Blog - My Spectating Debut
Cricket Scotland Chief Executive Officer Malcolm Cannon gives his recollections on his first trip to a global event with the Scottish Cricket team.
A seasoned traveller never worries about the next trip. Excitement, anticipation, optimism of adventure yes - never worry. But travelling with the national squad for the World T20 tournament in India certainly brought with it a few butterflies. Despite attending international matches and events in 8 or 9 different sports through the years, this was to be my first ever international cricket match!
Having visited India many times before during my days in the Scotch whisky industry, I was ready for the heat, the crazy queues, the apparent job-creation schemes and the sheer number of people. However, what I had not previously appreciated was the fascination and almost religious passion for the game of cricket. From the moment I hooked up with the playing and coaching squad there was a constant stream of locals wanting selfies, group pictures and a desire merely to be close to international cricket players. Sadly, nobody mistook me for one of those elite sportsmen!
The ICC generously cover all the costs of the support squad travelling to the tournament which means that the players, coaches, physio and media manager all get to attend this great event with no cost or direct impact on Scottish Cricket’s pockets. This makes for a relaxing, though long, journey to India, but also allows for chance encounters as the one which happened to us in the lounge at Dubai Airport where we happened upon the entire West Indies squad en-route to their own warm-up matches. We could not have known that some 4 weeks later those same players would be lifting the trophy having seen off England in the final, but if it were down to sheer physical presence, we might easily have guessed! They are enormous!
The trip to Nagpur took over 24 hours door to door which was exhausting but to eventually arrive and be escorted with police out-riders to the hotel was exciting. Nagpur itself is known for its oranges, tigers, cricket and for its proximity to Bhopal, the scene of the 1984 industrial disaster when a chemical plant exploded killing over 3800 people. Certainly, the area between the hotel and the cricket stadium could not be described as pretty but it is certainly a buzzing metropolis and a city of great industry. The juxtaposition of extreme poverty and great wealth, as in the rest of India, is a sobering proposition and though even more extreme in Delhi and Mumbai, it is still very evident in Nagpur.

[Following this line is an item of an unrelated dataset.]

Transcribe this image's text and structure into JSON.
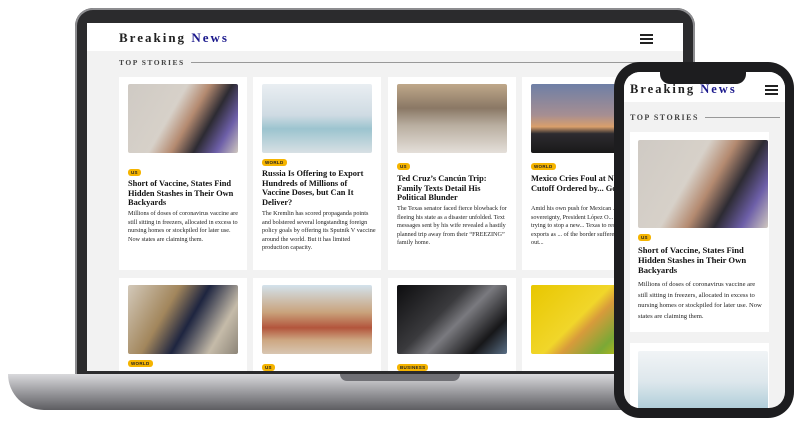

But whatever the caste, whatever the class, everyone has cricket. They play it everywhere, they talk about it all the time and it is on 8 different channels on the TV! The Nagpur VCA cricket stadium itself seats 45,000 people in a ‘bowl’ which amplifies sound to the extent that the ‘mediocre’ crowds of 2-3,000 at our games could produce a deafening noise!

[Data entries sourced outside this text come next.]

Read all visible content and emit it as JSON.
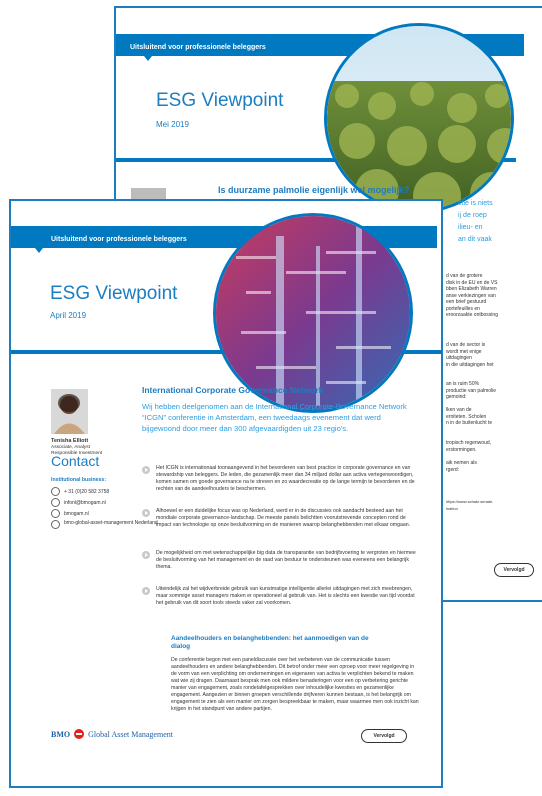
{
  "back_page": {
    "band_label": "Uitsluitend voor professionele beleggers",
    "title": "ESG Viewpoint",
    "date": "Mei 2019",
    "heading": "Is duurzame palmolie eigenlijk wel mogelijk?",
    "lead_fragments": [
      "ctie is niets",
      "ij de roep",
      "ilieu- en",
      "an dit vaak"
    ],
    "text_fragments": [
      "d van de grotere",
      "disk in de EU en de VS",
      "bben Elizabeth Warren",
      "anse verkiezingen van",
      "een brief gestuurd",
      "portefeuilles en",
      "eroorzaakte ontbossing",
      "d van de sector is",
      "wordt met enige",
      "uitdagingen",
      "in die uitdagingen het",
      "an is ruim 50%",
      "productie van palmolie",
      "gemoind:",
      "lken van de",
      "erniteten. Scholen",
      "n in de buitenlucht te",
      "tropisch regenwoud,",
      "erstormingen.",
      "aik nemen als",
      "rgerd:",
      "https://www.schatz.senate.",
      "ination"
    ],
    "button": "Vervolgd"
  },
  "front_page": {
    "band_label": "Uitsluitend voor professionele beleggers",
    "title": "ESG Viewpoint",
    "date": "April 2019",
    "author": {
      "name": "Tenisha Elliott",
      "role1": "Associate, Analyst",
      "role2": "Responsible Investment"
    },
    "contact": {
      "heading": "Contact",
      "business_label": "Institutional business:",
      "phone": "+ 31 (0)20 582 3758",
      "email": "infonl@bmogam.nl",
      "web": "bmogam.nl",
      "linkedin": "bmo-global-asset-management Nederland"
    },
    "heading": "International Corporate Governance Network",
    "lead": "Wij hebben deelgenomen aan de International Corporate Governance Network “ICGN” conferentie in Amsterdam, een tweedaags evenement dat werd bijgewoond door meer dan 300 afgevaardigden uit 23 regio's.",
    "bullets": [
      "Het ICGN is internationaal toonaangevend in het bevorderen van best practice in corporate governance en van stewardship van beleggers. De leden, die gezamenlijk meer dan 34 miljard dollar aan activa vertegenwoordigen, komen samen om goede governance na te streven en zo waardecreatie op de lange termijn te bevorderen en de rechten van de aandeelhouders te beschermen.",
      "Alhoewel er een duidelijke focus was op Nederland, werd er in de discussies ook aandacht besteed aan het mondiale corporate governance-landschap. De meeste panels belichtten voorutstrevende concepten rond de impact van technologie op onze besluitvorming en de manieren waarop belanghebbenden met elkaar omgaan.",
      "De mogelijkheid om met wetenschappelijke big data de transparantie van bedrijfsvoering te vergroten en hiermee de besluitvorming van het management en de raad van bestuur te ondersteunen was eveneens een belangrijk thema.",
      "Uiteindelijk zal het wijdverbreide gebruik van kunstmatige intelligentie allerlei uitdagingen met zich meebrengen, maar sommige asset managers maken er operationeel al gebruik van. Het is slechts een kwestie van tijd voordat het gebruik van dit soort tools steeds vaker zal voorkomen."
    ],
    "section2_heading": "Aandeelhouders en belanghebbenden: het aanmoedigen van de dialog",
    "section2_body": "De conferentie begon met een paneldiscussie over het verbeteren van de communicatie tussen aandeelhouders en andere belanghebbenden. Dit betrof onder meer een oproep voor meer regelgeving in de vorm van een verplichting om ondernemingen en eigenaren van activa te verplichten bekend te maken wat wie zij dragen. Daarnaast besprak men ook mildere benaderingen voor een op verbetering gerichte manier van engagement, zoals rondetafelgesprekken over inhoudelijke kwesties en gezamenlijke engagement. Aangezien er binnen groepen verschillende drijfveren kunnen bestaan, is het belangrijk om engagement te zien als een manier om zorgen bespreekbaar te maken, maar waarmee men ook inzicht kan krijgen in het standpunt van andere partijen.",
    "logo_bmo": "BMO",
    "logo_gam": "Global Asset Management",
    "button": "Vervolgd"
  },
  "colors": {
    "brand_blue": "#0079c1",
    "accent_blue": "#2e9ee0",
    "logo_red": "#e2231a"
  }
}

Ahead of the tournament I was warned by senior sports managers and administrators that watching one’s sport was pointless and frustrating as it was “one of many aspects of the job over which you have no control”. Wise words indeed! But to have been present at Scotland’s first ever international victory at a global tournament was a great joy.
Meeting and interacting with the representatives of the other competing nations was also a great honour. The Zimbabwe delegation, for instance, included some real characters who were extremely worried about the result of our match until the fat lady sang! And the Hong Kong party were fun to be around and partied with us even though they had been beaten.
Overall, a triumph for cricket, a great privilege to act as an ambassador for Scotland, a humbling experience in many ways and a continued learning curve for me and for the players as we strive for ever-higher heights.